Warning: screenonline full synopses contain 'spoilers' which give away key plot points. Don't read on if you don't want to know the ending!

Over a montage of reports, books and newspapers, the narrator sets out the argument that many British people are undernourished. The first section presents the work of scientists in nutrition science, including Gowland Hopkins (vitamins), John Orr (minerals) and Robert McCarrison (nutrition in India); a milk-feeding experiment carried out by Dr G. E. Friend, a school medical officer acts as an introduction to the question of the relationship between diet and social class.

The second section commences with an introduction of nutrient types - classified into energy foods, proteins and protective foodstuffs - and their sources in foods. There follows an exposition of Orr's Food, Health and Income, mainly through diagrams that map first the consumption of milk and bread within six income groups, then calcium and iron deficiencies in the same groups.
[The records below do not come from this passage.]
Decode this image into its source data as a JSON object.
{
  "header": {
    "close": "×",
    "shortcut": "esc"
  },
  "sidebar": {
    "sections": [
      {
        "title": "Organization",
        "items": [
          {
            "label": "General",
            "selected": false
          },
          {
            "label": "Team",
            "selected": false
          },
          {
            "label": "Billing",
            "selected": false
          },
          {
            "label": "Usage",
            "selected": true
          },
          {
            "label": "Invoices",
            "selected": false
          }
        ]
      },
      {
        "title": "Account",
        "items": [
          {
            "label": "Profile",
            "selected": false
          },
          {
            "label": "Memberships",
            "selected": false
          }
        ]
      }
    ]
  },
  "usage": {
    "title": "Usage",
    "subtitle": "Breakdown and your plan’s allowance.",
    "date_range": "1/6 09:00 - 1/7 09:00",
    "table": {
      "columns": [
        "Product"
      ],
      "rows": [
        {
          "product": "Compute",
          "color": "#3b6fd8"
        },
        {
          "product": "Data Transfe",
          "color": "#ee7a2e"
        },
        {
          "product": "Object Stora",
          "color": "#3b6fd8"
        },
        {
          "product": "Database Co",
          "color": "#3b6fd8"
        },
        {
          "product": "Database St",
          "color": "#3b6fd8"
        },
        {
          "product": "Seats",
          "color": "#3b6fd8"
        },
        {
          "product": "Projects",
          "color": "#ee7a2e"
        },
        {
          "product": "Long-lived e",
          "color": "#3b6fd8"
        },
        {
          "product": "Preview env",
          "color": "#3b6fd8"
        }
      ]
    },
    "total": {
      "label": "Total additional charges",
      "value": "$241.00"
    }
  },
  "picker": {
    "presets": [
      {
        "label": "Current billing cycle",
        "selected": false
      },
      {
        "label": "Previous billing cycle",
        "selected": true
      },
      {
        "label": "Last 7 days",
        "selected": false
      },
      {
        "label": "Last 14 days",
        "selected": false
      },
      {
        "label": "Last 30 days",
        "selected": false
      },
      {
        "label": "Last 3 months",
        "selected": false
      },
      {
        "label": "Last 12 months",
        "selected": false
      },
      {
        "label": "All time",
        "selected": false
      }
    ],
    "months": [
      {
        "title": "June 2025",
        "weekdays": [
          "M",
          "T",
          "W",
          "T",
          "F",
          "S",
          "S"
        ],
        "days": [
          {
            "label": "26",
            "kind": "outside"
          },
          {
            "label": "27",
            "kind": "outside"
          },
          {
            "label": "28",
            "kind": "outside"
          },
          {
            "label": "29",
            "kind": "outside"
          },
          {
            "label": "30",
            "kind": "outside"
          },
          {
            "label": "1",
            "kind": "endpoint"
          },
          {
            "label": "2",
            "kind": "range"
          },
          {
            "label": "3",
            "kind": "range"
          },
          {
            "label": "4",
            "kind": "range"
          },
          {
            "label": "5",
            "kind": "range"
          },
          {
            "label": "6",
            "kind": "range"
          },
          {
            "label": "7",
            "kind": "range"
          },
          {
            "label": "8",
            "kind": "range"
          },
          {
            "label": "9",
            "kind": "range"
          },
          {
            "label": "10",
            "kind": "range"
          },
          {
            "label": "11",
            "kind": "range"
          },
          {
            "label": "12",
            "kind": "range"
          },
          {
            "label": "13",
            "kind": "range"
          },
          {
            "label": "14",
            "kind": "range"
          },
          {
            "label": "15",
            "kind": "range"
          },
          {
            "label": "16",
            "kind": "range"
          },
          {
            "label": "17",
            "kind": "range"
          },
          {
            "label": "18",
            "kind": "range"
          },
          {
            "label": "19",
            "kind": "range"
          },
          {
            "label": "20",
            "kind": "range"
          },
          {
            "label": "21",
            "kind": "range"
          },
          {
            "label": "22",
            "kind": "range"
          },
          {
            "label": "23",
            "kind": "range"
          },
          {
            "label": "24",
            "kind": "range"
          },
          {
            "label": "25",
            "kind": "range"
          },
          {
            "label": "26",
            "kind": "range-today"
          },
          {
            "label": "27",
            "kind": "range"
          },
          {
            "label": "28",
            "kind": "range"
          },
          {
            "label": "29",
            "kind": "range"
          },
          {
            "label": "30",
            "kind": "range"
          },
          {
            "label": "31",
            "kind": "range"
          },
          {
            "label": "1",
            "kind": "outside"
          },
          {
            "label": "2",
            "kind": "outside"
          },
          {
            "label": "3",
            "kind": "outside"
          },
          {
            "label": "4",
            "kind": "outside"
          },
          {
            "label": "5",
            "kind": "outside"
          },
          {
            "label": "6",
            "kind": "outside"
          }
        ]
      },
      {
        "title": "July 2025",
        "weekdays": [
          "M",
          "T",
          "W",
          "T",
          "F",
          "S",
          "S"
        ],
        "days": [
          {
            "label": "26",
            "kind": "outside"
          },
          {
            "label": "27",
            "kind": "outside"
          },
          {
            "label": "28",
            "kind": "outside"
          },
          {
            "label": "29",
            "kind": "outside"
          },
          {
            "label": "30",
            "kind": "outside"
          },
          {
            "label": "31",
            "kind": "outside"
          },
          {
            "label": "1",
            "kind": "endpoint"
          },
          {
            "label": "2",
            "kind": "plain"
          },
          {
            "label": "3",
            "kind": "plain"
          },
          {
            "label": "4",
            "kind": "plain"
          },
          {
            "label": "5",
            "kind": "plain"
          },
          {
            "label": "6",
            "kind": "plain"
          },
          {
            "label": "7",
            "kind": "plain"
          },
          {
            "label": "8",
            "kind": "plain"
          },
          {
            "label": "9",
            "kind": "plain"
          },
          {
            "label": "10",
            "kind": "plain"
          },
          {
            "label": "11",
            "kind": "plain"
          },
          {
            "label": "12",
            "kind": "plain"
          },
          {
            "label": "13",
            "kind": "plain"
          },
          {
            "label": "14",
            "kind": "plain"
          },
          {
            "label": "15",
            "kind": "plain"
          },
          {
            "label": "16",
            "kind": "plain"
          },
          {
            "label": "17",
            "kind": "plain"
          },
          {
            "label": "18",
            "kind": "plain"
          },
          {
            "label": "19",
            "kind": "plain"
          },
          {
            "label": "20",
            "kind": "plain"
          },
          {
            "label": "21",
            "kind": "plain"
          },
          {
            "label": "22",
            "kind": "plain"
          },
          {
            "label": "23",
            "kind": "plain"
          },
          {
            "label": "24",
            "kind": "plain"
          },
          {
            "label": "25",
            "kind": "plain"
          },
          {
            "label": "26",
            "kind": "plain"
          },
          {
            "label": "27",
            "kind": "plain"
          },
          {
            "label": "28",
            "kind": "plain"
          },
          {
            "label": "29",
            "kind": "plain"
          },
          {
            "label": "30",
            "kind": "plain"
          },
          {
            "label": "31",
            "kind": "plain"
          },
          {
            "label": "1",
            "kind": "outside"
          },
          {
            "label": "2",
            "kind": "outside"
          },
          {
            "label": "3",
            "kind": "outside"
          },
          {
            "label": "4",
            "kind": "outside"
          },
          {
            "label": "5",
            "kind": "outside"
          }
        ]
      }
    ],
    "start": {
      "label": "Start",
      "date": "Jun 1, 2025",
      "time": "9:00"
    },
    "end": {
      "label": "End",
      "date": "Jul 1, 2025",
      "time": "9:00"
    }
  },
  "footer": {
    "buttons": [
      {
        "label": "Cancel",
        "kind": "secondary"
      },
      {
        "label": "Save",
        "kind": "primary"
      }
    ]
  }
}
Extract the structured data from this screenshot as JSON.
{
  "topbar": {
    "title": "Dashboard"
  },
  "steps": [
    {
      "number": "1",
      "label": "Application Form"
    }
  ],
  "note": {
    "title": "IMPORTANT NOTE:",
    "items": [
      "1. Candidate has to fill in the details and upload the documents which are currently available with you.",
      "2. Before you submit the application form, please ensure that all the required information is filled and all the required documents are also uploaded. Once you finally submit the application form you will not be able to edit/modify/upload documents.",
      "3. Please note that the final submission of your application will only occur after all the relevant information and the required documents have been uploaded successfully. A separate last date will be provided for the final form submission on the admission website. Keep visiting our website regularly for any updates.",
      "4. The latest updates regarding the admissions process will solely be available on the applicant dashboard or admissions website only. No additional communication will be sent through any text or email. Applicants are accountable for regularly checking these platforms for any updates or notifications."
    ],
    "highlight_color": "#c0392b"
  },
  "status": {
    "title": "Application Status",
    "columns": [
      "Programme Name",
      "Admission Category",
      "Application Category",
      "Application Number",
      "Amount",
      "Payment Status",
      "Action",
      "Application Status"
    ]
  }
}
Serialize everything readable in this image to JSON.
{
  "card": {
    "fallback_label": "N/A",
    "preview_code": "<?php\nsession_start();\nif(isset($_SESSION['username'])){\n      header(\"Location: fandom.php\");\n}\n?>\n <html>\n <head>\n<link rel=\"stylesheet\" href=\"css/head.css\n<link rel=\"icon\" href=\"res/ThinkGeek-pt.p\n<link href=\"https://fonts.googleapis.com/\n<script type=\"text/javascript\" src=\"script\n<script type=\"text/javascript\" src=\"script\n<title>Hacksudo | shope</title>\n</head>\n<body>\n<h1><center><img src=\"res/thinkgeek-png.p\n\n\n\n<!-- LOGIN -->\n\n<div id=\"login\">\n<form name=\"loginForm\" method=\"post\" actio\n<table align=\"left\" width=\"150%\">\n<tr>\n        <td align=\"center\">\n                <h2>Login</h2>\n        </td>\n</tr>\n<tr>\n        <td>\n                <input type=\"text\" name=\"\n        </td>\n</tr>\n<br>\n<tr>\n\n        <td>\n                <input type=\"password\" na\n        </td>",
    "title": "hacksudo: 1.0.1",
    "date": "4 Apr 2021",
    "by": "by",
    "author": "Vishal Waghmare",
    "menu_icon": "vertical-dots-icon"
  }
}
The narrator sums up Orr's conclusion that over 4 1/2 million people suffer from an inadequate diet. An interview with the Medical Officers of Health, Vynne Borland and George M'gonigle, is supported by restaged social survey interviews with 'working class wives'; Mrs Appleby with 2/8d per family member for food per week, and Mrs Sivewright with 4/-.

After a brief reference to the desirability of a planned food policy, the narrator outlines current action in response to the problem, starting with government policy and the work of the Milk Marketing Board. The Shoreditch Maternity and Child Welfare Centre is given as an example of a part-nationally funded institution providing food for 'mothers with small incomes'. The London County Council, in a speech by Herbert Morrison, its leader, exemplifies local authorities' work in nutrition. Viscount Astor speaks on behalf of the League of Nations Nutrition Committee, linking poverty, ignorance and agricultural production:

In the fourth section, the narrator asks what England must do now, summarising the arguments so far and suggesting radical solutions in terms of policy. The classification of food types is re-presented, with a recommended diet for a working man and a child. The narrator's closing sentences make a link between science and living standards, and are followed by shots of the maternity and child welfare centre and the two 'working-class wives'.